The math became a problem, which is ironic given that CME Group specializes in derivatives trading. On the weekend at last year’s CME Group Tour Championship, with Ariya Jutanugarn and Lexi Thompson battling it out for the title and So Yeon Ryu and Sung Hyun Park tying for Player of the Year, LPGA commissioner Mike Whan watched the action from a box behind the 18th green along with CME Group Chairman Terry Duffy. And while everyone could follow the leaderboard, nobody understood the permutations of the $1 million Race to the CME Globe.
Whan found himself constantly texting a staffer who was huddled over a spreadsheet in the nearby hotel. That’s when Duffy decided things needed to change.
“It was their idea,” Whan said of the CME team and what they proposed. “They came to me with this and that’s why it’s so exciting.”
In 2019, the CME Group Tour Championship will be a 60-player field (down from 80) and everyone in the that field will have a chance to win the largest winner’s check in the history of women’s golf: $1.5 million.
Gone will be the $1 million bonus awarded to the winner of the season-long Race to the CME Globe points race, which offered only three to five (and no more than 12) players who qualified for the season finale the chance to take home the cash. Starting next year, the points race will function simply as a Tour Championship qualifier, and if you’ve played well enough to make it into the top 60, you will be competing for a $5 million total purse, the same as the U.S. Women’s Open and more than double the tour average. According to Whan, “The second-place check for this tournament will be bigger than the winner’s check at some events.”

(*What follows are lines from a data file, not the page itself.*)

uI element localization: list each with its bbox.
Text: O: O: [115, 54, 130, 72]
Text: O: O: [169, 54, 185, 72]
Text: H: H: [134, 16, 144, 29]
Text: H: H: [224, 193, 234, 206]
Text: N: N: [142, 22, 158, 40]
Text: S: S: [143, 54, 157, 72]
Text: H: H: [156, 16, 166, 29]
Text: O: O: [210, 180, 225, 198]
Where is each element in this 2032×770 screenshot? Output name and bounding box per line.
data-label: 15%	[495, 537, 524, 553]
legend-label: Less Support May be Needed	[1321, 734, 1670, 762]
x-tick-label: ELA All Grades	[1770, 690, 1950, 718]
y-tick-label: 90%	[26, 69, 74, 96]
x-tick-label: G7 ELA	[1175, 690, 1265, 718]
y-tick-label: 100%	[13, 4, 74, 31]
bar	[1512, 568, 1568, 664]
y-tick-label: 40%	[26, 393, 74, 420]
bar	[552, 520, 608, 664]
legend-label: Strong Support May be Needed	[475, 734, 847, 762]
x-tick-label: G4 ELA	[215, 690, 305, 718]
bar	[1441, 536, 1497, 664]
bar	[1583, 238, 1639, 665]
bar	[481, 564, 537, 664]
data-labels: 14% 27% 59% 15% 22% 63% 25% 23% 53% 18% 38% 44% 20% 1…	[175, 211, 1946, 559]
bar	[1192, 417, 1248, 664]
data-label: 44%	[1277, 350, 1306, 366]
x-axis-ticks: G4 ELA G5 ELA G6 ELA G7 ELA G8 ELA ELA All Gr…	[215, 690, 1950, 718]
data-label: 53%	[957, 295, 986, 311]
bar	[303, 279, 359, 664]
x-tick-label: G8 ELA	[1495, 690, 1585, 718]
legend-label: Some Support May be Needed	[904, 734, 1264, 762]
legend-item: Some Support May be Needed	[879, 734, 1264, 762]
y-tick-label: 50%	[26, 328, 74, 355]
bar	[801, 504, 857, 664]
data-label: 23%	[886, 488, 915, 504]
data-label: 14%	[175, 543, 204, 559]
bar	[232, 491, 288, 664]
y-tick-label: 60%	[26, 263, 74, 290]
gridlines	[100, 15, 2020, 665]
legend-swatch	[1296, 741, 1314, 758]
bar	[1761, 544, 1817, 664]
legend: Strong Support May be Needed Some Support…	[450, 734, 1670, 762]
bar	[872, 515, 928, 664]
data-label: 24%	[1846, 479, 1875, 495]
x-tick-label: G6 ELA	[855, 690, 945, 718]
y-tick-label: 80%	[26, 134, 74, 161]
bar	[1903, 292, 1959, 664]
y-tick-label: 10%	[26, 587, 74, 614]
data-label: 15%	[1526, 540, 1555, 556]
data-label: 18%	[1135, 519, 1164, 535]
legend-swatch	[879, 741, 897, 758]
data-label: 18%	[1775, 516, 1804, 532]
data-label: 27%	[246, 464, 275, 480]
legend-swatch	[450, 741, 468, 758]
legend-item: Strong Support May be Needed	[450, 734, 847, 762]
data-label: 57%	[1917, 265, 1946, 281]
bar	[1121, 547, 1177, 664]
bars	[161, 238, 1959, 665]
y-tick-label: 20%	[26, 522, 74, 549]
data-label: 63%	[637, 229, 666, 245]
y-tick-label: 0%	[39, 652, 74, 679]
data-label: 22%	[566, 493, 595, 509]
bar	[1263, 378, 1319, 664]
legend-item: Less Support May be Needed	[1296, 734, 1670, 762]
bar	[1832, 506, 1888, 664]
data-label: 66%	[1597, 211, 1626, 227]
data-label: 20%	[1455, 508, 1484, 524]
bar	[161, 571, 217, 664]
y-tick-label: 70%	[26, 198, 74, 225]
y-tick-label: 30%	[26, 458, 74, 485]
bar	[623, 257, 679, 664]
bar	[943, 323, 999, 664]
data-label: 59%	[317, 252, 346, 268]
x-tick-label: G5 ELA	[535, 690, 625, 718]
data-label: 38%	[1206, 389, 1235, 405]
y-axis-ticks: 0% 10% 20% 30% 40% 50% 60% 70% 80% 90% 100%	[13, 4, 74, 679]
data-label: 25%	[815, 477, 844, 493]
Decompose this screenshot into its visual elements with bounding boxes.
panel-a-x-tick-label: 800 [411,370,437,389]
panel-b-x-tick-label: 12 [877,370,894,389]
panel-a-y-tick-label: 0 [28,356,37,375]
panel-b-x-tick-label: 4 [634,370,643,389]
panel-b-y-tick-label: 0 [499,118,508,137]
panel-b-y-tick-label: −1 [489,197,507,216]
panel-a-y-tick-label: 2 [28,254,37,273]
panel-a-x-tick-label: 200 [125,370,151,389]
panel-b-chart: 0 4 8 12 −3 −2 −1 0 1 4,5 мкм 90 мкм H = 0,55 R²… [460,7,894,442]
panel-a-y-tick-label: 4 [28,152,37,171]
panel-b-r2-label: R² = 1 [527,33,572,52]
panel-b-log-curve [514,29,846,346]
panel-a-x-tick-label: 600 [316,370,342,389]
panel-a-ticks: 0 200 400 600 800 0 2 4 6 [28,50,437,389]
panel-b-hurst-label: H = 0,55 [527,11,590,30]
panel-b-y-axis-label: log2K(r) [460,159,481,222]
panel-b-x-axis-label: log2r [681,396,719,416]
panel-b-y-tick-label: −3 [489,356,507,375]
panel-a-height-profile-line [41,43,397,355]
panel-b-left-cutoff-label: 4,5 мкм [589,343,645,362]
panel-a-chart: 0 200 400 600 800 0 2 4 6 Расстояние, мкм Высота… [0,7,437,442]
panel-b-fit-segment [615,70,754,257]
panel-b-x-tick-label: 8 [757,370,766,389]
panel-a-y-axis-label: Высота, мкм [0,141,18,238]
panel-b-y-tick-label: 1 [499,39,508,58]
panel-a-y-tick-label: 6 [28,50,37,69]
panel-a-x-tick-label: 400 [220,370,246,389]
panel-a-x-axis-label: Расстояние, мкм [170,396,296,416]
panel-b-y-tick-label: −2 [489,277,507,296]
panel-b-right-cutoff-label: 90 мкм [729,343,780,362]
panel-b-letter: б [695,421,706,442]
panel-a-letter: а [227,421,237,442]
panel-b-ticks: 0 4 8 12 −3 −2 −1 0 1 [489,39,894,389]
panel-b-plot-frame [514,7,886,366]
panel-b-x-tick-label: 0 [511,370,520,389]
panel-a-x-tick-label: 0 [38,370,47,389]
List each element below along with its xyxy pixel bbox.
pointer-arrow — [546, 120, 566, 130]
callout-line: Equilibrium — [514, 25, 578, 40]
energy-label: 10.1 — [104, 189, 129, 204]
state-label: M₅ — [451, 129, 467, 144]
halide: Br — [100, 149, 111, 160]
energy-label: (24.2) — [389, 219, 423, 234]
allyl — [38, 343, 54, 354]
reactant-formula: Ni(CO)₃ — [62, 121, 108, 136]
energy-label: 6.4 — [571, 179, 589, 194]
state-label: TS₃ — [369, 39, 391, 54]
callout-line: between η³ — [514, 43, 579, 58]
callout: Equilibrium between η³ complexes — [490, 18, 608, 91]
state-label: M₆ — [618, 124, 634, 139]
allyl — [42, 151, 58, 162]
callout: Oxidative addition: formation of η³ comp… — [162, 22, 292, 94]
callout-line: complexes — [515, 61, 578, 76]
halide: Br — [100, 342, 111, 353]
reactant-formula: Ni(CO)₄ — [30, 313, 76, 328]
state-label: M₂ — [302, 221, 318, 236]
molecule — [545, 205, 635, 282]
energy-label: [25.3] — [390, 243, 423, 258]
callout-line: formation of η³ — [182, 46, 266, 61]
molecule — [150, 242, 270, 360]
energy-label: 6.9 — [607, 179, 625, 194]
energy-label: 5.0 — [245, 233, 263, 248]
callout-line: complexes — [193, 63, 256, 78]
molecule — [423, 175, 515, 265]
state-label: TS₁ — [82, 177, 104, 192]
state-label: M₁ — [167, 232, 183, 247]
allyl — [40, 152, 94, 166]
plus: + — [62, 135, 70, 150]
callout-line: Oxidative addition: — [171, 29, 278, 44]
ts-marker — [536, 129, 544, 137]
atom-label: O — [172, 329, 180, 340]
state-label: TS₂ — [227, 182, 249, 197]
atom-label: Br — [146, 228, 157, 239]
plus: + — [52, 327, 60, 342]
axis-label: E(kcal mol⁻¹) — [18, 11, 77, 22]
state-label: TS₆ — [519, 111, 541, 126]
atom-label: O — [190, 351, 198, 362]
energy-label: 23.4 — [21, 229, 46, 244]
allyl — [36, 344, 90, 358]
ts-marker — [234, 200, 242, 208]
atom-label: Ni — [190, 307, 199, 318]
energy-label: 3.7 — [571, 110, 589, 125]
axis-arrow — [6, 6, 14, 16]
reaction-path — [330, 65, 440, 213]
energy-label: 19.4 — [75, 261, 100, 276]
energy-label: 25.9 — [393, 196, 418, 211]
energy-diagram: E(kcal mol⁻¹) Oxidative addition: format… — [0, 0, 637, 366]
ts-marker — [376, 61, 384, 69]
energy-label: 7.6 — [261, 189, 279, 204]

“What I want to do is get others thinking about the purses and hopefully they will go up,” Duffy said. “The economy has been going really well for a lot of people. The growth of the LPGA is up exponentially even compared to the PGA Tour. I want to be a leader. That’s what CME has done our entire career. We’re a leader and we want to be a little bit of a trailblazer. I said to Mike, ‘I want to take the prize money (up to $5 million), cut the field to 60 and pay a million and a half to the winner. I thought that was a much more interesting event.”
When Whan first came to the LPGA, his focus was not on raising purses. He wanted to fill the calendar and let market forces drive the purse numbers higher.
“I remember talking to my players the very first player meeting in 2010 and they were talking higher purses,” Whan said. “I said, ‘Higher purses don’t come because I make more phone calls or make more trips. Higher purses come when we build out a schedule and then there is competition to have the best field at each event.’
“People pay what they want to pay to have the best possible (value) proposition. When we were playing 22 times a year, it probably didn’t matter what your purse was. You were going to get a strong field. Now for the last four or five years we’ve built out. We’re at the schedule we’ve pretty much been at and we really don’t want any more events. And I think last year we had a third of our events had some sort of purse increase.
“So, flying back from Asia, looking at the LPGA stats and just seeing how many women made a million bucks or more: My first year we had two. Last year we had 17 or 18.
“If you’re one of the best, 50th, 60th, even 120th in the world in your sport, you shouldn’t need a rich uncle to help you cover travel expenses. This is an opportunity to say that, financially, ‘If I can make it to Naples and play good golf, I’m pretty secure, not just for this year but for next.’ It’s just a great opportunity.”